Wednesday, September 24, 2014

Review of Oil Notes by Rick Bass

I was expecting Oil Notes by former petroleum geologist Rick Bass to be a great little read, but the new introduction in the second, 2012 edition revealed that it was going to be a disappointment.

What kind of petroleum geologist refers to our fossil fuel bounty as "dirty carbon"? Or moans about oil spills like Deepwater Horizon (a rare accident) becoming frequent occurrences that will "disturb our blithe innocence" if we "continue drilling at such absurd depths"? He quotes Obama's admonishment that "as a nation we have to grow up now".

This reminds me of another terrible petroleum history book, Petrolia, where I had to remind the author that fossil fuels liberated humanity from darkness and manual labor.

The original edition was published in 1989, and some of it was worthwhile:

"This is a thing oilmen (masc. and gem.) do: they put oil in sample jars, little solid glass cups with screw-on caps. You can unscrew the cap and smell it. [...] When no one else is in the office, put the cap back on and hold the bottle up to your ear. Picture an ancient seashore. A world so different from the one we are in now it is frightening."
I guess it says a lot that he was politically correct in 1989.

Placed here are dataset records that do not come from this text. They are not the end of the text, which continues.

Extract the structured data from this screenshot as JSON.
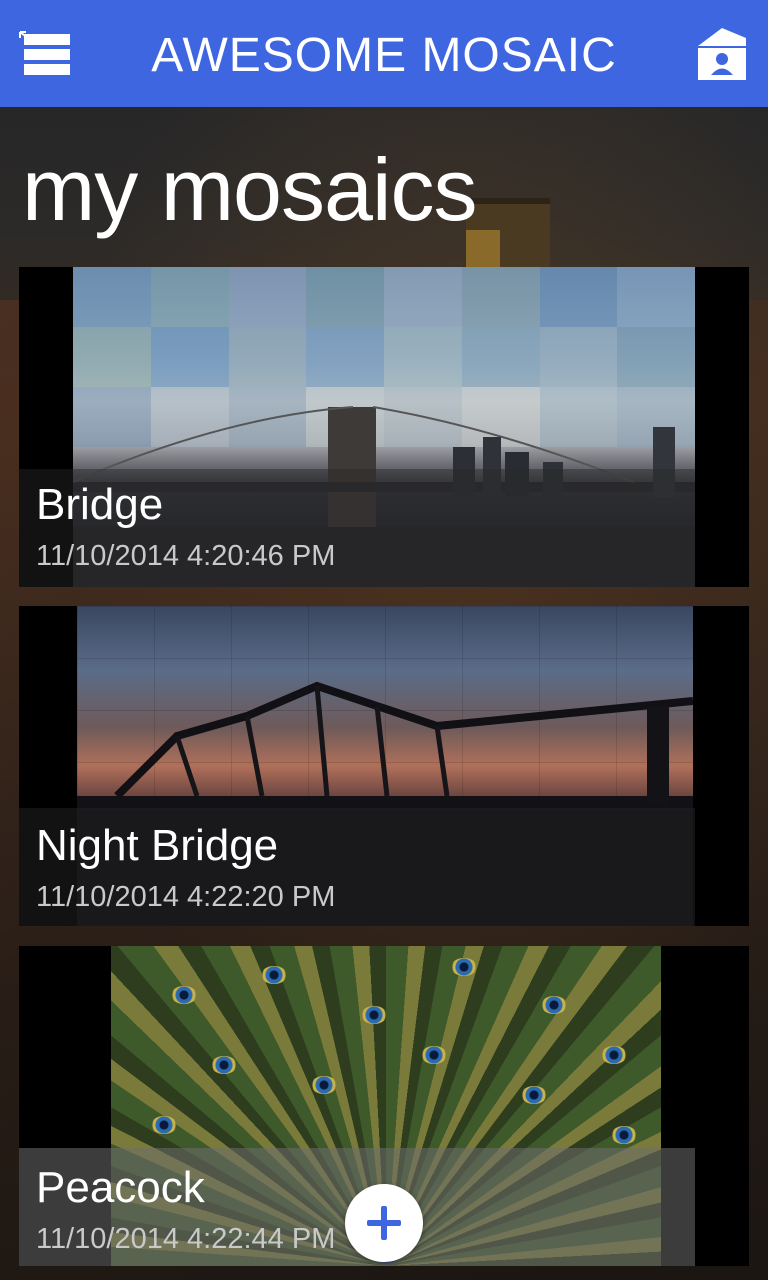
{
  "header": {
    "title": "AWESOME MOSAIC",
    "menu_icon": "hamburger-menu-icon",
    "profile_icon": "profile-card-icon",
    "color": "#3d66e0"
  },
  "page": {
    "title": "my mosaics"
  },
  "mosaics": [
    {
      "name": "Bridge",
      "date": "11/10/2014 4:20:46 PM"
    },
    {
      "name": "Night Bridge",
      "date": "11/10/2014 4:22:20 PM"
    },
    {
      "name": "Peacock",
      "date": "11/10/2014 4:22:44 PM"
    }
  ],
  "fab": {
    "icon": "plus-icon"
  }
}
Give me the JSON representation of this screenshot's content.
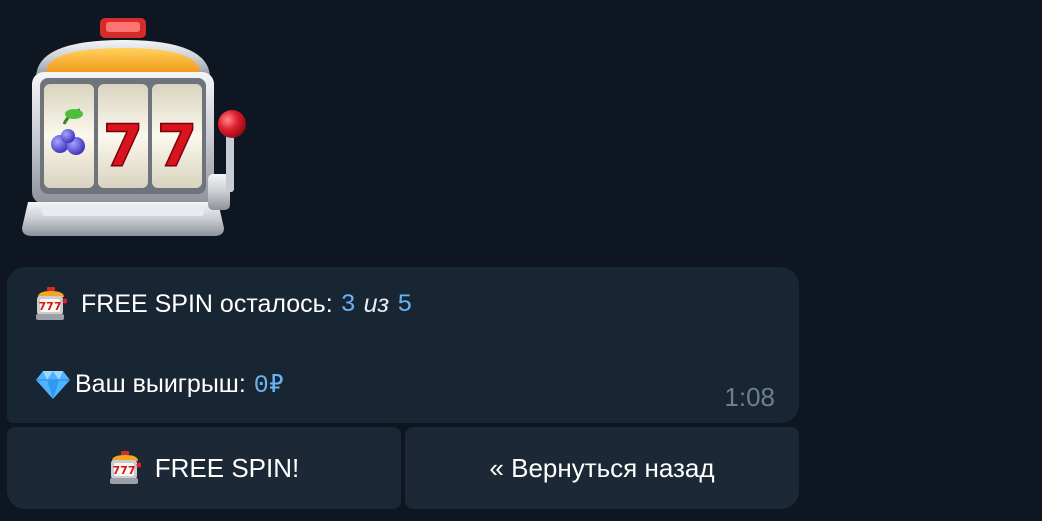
{
  "sticker": {
    "icon": "slot-machine-icon"
  },
  "message": {
    "line1_label": "FREE SPIN осталось:",
    "spins_left": "3",
    "of_word": "из",
    "spins_total": "5",
    "line2_label": "Ваш выигрыш:",
    "winnings": "0₽",
    "time": "1:08"
  },
  "keyboard": {
    "free_spin_label": "FREE SPIN!",
    "back_label": "« Вернуться назад"
  },
  "colors": {
    "background": "#0e1621",
    "bubble": "#182533",
    "button": "#1c2835",
    "accent": "#6ab3f3",
    "timestamp": "#6d7f8f"
  }
}
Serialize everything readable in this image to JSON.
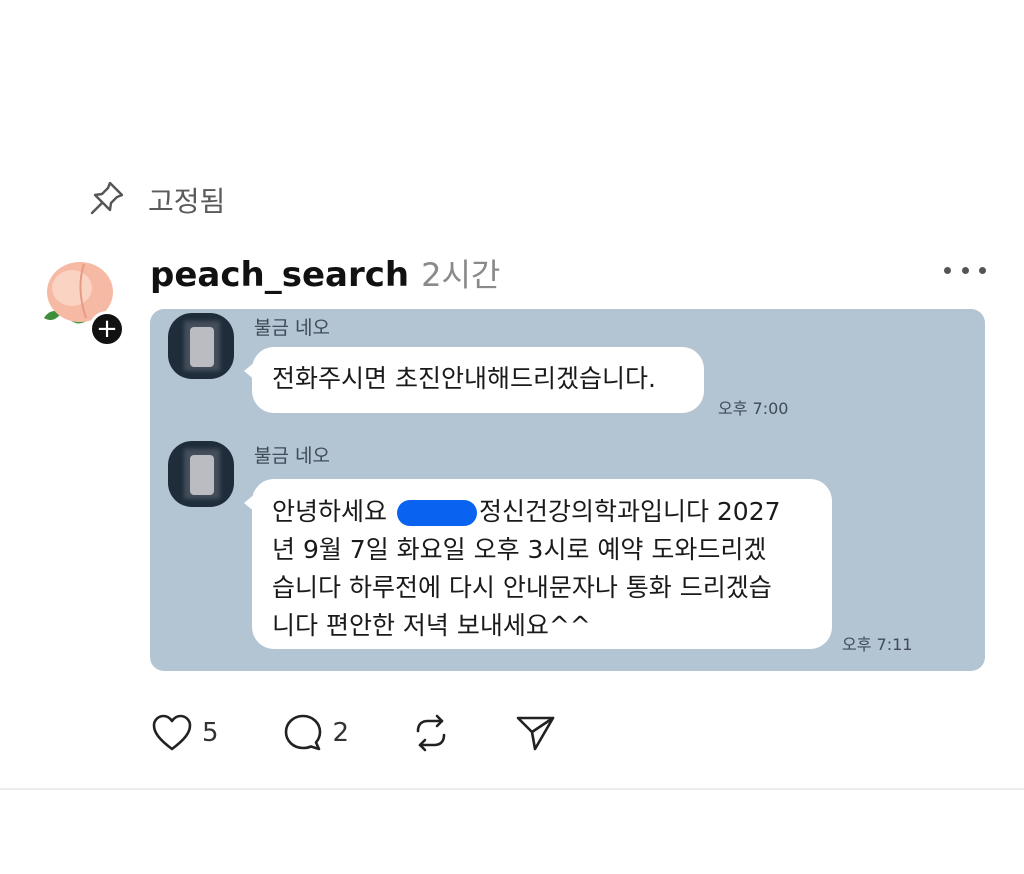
{
  "pinned": {
    "label": "고정됨",
    "icon": "pin-icon"
  },
  "post": {
    "username": "peach_search",
    "time": "2시간",
    "more_icon": "more-icon",
    "avatar_icon": "peach-icon",
    "follow_icon": "plus-icon"
  },
  "chat": {
    "background": "#b3c4d3",
    "messages": [
      {
        "sender": "불금 네오",
        "text": "전화주시면 초진안내해드리겠습니다.",
        "time": "오후 7:00"
      },
      {
        "sender": "불금 네오",
        "text_before_redaction": "안녕하세요 ",
        "text_line1_after": "정신건강의학과입니다 2027",
        "text_line2": "년 9월 7일 화요일 오후 3시로 예약 도와드리겠",
        "text_line3": "습니다 하루전에 다시 안내문자나 통화 드리겠습",
        "text_line4": "니다 편안한 저녁 보내세요^^",
        "time": "오후 7:11"
      }
    ]
  },
  "actions": {
    "like_count": "5",
    "comment_count": "2",
    "like_icon": "heart-icon",
    "comment_icon": "comment-icon",
    "repost_icon": "repost-icon",
    "share_icon": "send-icon"
  }
}
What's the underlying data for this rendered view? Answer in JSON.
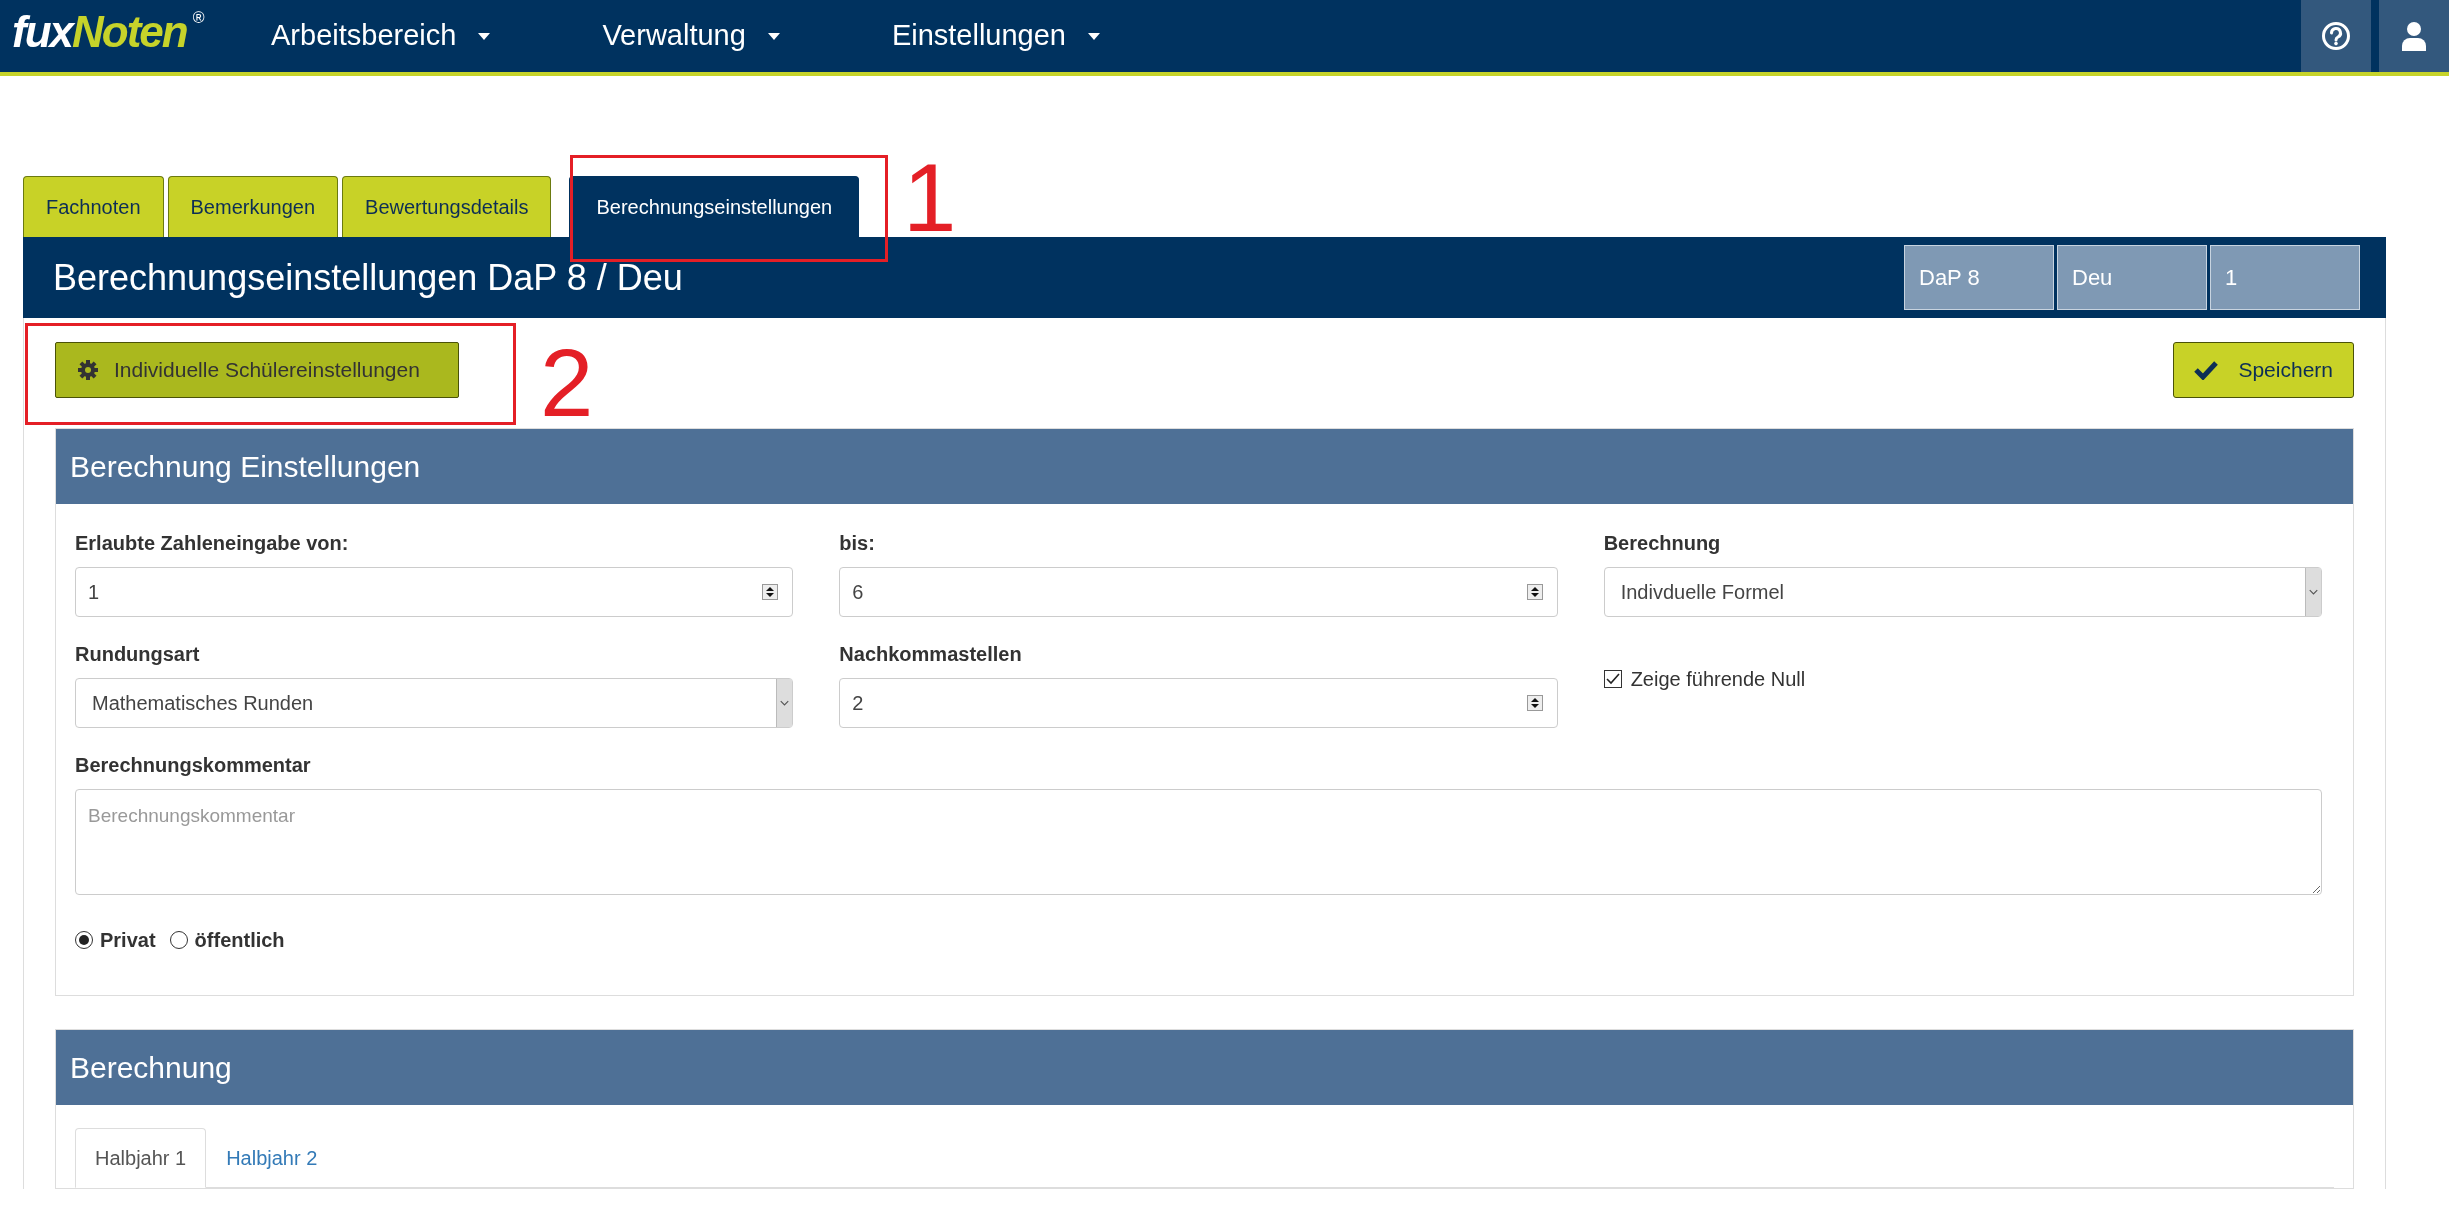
{
  "logo": {
    "part1": "fux",
    "part2": "Noten",
    "mark": "®"
  },
  "menus": [
    {
      "label": "Arbeitsbereich"
    },
    {
      "label": "Verwaltung"
    },
    {
      "label": "Einstellungen"
    }
  ],
  "tabs": [
    {
      "label": "Fachnoten",
      "selected": false
    },
    {
      "label": "Bemerkungen",
      "selected": false
    },
    {
      "label": "Bewertungsdetails",
      "selected": false
    },
    {
      "label": "Berechnungseinstellungen",
      "selected": true
    }
  ],
  "header": {
    "title": "Berechnungseinstellungen DaP 8 / Deu",
    "badges": [
      "DaP 8",
      "Deu",
      "1"
    ]
  },
  "toolbar": {
    "student_settings_button": "Individuelle Schülereinstellungen",
    "save_button": "Speichern"
  },
  "settings_panel": {
    "title": "Berechnung Einstellungen",
    "fields": [
      {
        "kind": "number",
        "label": "Erlaubte Zahleneingabe von:",
        "value": "1"
      },
      {
        "kind": "number",
        "label": "bis:",
        "value": "6"
      },
      {
        "kind": "select",
        "label": "Berechnung",
        "value": "Indivduelle Formel"
      },
      {
        "kind": "select",
        "label": "Rundungsart",
        "value": "Mathematisches Runden"
      },
      {
        "kind": "number",
        "label": "Nachkommastellen",
        "value": "2"
      },
      {
        "kind": "checkbox",
        "label": "Zeige führende Null",
        "checked": true
      }
    ],
    "comment": {
      "label": "Berechnungskommentar",
      "placeholder": "Berechnungskommentar"
    },
    "visibility": [
      {
        "label": "Privat",
        "selected": true
      },
      {
        "label": "öffentlich",
        "selected": false
      }
    ]
  },
  "calc_panel": {
    "title": "Berechnung",
    "tabs": [
      {
        "label": "Halbjahr 1",
        "selected": true
      },
      {
        "label": "Halbjahr 2",
        "selected": false
      }
    ]
  },
  "annotations": [
    {
      "label": "1"
    },
    {
      "label": "2"
    }
  ]
}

He was a development geologist, who worked to define the boundaries of a discovered field, as opposed to an exploration geologist looking for previously unknown oil.

Says he doesn't know or care much about leases, that the land aspect is boring to a geologist. Yeah right. I'm curious how oil companies know about or prevent their employees' cousins from leasing land in a hot new play.

I would guess that as Bass became a novelist, he thought he was leaving "dirty carbon" behind.